In degenerative scoliosis, high preoperative PT, reflecting pelvic retroversion for compensation, is correlated with poor clinical outcome, quality of life and complications after surgery [29, 30]. In patients with degenerative scoliosis, sagittal balance must be also taken into account for good clinical outcomes [31]. In the study by Johnson et al., improved scoliosis and segmental lordosis was associated with significant clinical improvement; LL and pelvic parameters associated with sagittal balance were not significantly changed. This apparent discrepancy is because parameter values were reported as mean and were not described by class. Indeed, in a normal population, when PI is low, PT and SS are low; conversely, when PI is high, PT and SS are high. These variations in PI are simply the consequence of the Gaussian distribution of a given parameter in a population. The mean value in a group of patients is useless; only comparison with the theoretical value of one class of PI measured in a normal asymptomatic population is the correct way to analyse measurements of the same parameter before and after surgery. Thus, a PI of 40° is normally associated with a PT of 8° and a PI of 70° is normally associated with a PT of 20° in a normal asymptomatic population. This explains why, in the article by Johnson et al., LL and pelvic indices associated with sagittal balance were not significantly changed [31].

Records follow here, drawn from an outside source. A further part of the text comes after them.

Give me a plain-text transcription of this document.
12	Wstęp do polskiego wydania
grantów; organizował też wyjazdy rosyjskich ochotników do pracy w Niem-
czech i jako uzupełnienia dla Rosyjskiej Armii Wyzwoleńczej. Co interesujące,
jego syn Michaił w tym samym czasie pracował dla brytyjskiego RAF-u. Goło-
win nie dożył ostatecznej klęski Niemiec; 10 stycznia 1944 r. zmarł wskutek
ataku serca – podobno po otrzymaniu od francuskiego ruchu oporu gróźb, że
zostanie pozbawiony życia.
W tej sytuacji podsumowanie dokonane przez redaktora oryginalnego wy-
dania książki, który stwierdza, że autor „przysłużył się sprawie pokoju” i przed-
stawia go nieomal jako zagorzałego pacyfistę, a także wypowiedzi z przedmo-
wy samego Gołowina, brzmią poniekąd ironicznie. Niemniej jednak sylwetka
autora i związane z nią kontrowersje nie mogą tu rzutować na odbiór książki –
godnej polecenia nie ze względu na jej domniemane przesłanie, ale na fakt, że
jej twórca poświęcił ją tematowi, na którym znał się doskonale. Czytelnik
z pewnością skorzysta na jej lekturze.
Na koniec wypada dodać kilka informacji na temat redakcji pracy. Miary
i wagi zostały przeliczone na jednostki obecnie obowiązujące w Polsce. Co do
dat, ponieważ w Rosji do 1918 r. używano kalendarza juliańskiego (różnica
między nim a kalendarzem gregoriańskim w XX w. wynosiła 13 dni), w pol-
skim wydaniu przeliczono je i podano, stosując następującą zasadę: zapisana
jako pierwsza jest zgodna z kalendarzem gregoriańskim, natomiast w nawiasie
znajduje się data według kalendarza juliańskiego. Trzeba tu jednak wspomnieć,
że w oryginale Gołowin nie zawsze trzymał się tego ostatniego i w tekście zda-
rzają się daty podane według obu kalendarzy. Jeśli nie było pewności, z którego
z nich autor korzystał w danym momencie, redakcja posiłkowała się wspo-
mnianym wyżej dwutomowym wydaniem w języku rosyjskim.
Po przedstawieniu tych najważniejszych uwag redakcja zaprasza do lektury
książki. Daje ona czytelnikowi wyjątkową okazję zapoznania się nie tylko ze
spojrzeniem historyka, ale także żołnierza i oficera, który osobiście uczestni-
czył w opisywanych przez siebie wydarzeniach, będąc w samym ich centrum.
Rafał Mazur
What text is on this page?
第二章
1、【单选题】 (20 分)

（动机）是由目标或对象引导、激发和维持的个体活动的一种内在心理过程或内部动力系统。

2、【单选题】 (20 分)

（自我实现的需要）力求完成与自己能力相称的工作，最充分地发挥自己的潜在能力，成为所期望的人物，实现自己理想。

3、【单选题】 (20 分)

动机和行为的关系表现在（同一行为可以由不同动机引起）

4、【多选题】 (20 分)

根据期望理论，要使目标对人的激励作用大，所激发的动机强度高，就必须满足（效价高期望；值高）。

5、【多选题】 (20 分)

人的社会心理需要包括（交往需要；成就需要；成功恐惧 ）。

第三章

Most studies included in this literature review were, however, most often retrospective, noncomparative, had small numbers of patients and frequently reported radiographic parameters only. Therefore, there is a need for comparative prospective studies including pre- and postoperative measurements of sagittal balance and correlations with complications, degree of disability, pain and quality of life. Nevertheless, the importance of compensatory changes in pelvic attitude and their possible functional consequences on sagittal balance are widely recognised.

In conclusion, measuring the radiographic spinopelvic parameters of sagittal balance in order to prevent functional disability is now a routine part of many interventions for degenerative spinal diseases. Of importance, the theoretical PT and SS values for a given PI value must be known before the intervention in order to perioperatively restore the appropriate LL value. Only LL restoration will allow the pelvis to rotate forward to return to the normal theoretical PT and SS values, because PI is a constant anatomical parameter.